In many societies, including in developing countries, obesity has become a big problem. Many people are considered obese and having excess stomach fat is a good indicator whether someone is overweight or not. When someone is obese, thick fat layers are often distributed around their body, but the one around our belly is one of the most dangerous for our health. There are many studies related to the presence of excess of abdominal fat. There are essential two types of stomach fat. Subcutaneous fat covers our abs and it lies on top of stomach muscle and directly beneath the skin. Visceral fat is located deeper, under the stomach muscle and it surrounds the organ. Visceral fat is the one that gives us the beer belly appearance. Excess fat layer in subcutaneous and visceral areas can greatly elevate risks of heart disease, diabetes, stroke, high blood pressure, cancer and many others. Between the two, excess visceral layer is more dangerous. It is because small droplets of fat can be immediately released to different areas of our body from the visceral area.

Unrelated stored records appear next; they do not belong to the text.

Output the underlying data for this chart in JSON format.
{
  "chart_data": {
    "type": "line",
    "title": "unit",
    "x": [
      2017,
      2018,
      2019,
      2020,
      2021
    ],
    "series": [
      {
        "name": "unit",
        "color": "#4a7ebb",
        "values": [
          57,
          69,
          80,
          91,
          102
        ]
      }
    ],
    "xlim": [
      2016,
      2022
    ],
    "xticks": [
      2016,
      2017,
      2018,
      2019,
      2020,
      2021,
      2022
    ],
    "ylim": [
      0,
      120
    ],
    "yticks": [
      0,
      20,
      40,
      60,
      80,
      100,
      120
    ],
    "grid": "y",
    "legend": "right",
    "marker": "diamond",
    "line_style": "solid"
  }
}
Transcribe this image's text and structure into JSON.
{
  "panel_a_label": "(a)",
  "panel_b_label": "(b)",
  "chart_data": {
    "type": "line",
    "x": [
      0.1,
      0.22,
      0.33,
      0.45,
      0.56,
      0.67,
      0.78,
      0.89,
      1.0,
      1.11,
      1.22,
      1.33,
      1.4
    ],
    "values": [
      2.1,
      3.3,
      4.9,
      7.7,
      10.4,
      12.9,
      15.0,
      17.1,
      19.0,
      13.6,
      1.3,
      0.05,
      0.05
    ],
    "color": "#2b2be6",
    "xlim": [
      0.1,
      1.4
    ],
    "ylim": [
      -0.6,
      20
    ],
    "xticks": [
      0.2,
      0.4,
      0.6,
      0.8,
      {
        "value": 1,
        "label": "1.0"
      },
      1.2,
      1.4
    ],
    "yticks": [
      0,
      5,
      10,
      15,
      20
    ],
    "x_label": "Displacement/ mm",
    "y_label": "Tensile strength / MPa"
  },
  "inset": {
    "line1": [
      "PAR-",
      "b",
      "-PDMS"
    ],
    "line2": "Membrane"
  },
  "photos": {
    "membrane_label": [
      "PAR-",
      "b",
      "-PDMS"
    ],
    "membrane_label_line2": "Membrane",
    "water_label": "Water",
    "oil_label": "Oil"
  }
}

It’s quite easy to see why modern people tend to have thicker stomach fat. Our diet is often rich in carbohydrates and if we have excessive carbs, our visceral fats will be thicker. After consuming large quantity of sugar and starch for years, we will have unbalanced insulin activity and the risk is even higher, if we consume plenty of high fructose corn syrup from processed food. HFCS is a big contributor to the accumulation of stomach fat and it could cause nasty problems in the long run. Getting rid of both stomach fat layers could be challenging and there’s no quick fix to this problem. Pills don’t work and the best way is to cut down on our dietary intake and regular physical exercise that can strengthen our abdominal muscle. If you choose those hypes and gimmicks, it’s more likely that you’ll burn your money instead of your stomach fat. We may need to ask help from nutritionist, doctors and personal trainers to know what kind of exercise program and nutritious diet that we should have. It is likely that much, if not all of the processed food products will be removed.
If we want to keep our stomach under control, we need to manage our blood sugar level. This will restore our insulin activity and sensitivity. We may do this by cutting down on sugar and starch intake, while removing processed food products with HFCS from our daily diet. We should focus on increasing the intake of good fats from avocado, fatty cold water fish, olive oil, seeds and nuts. Another way is to ramp up our metabolism level through full body workouts and different kinds of exercises. Low intensity cardio isn’t effective at burning our stomach fat. Depending on the amount of excess stomach fat, it may take months or even years to have an ideal body shape, but if you have good blood sugar and metabolism levels, you are on your way to recovery.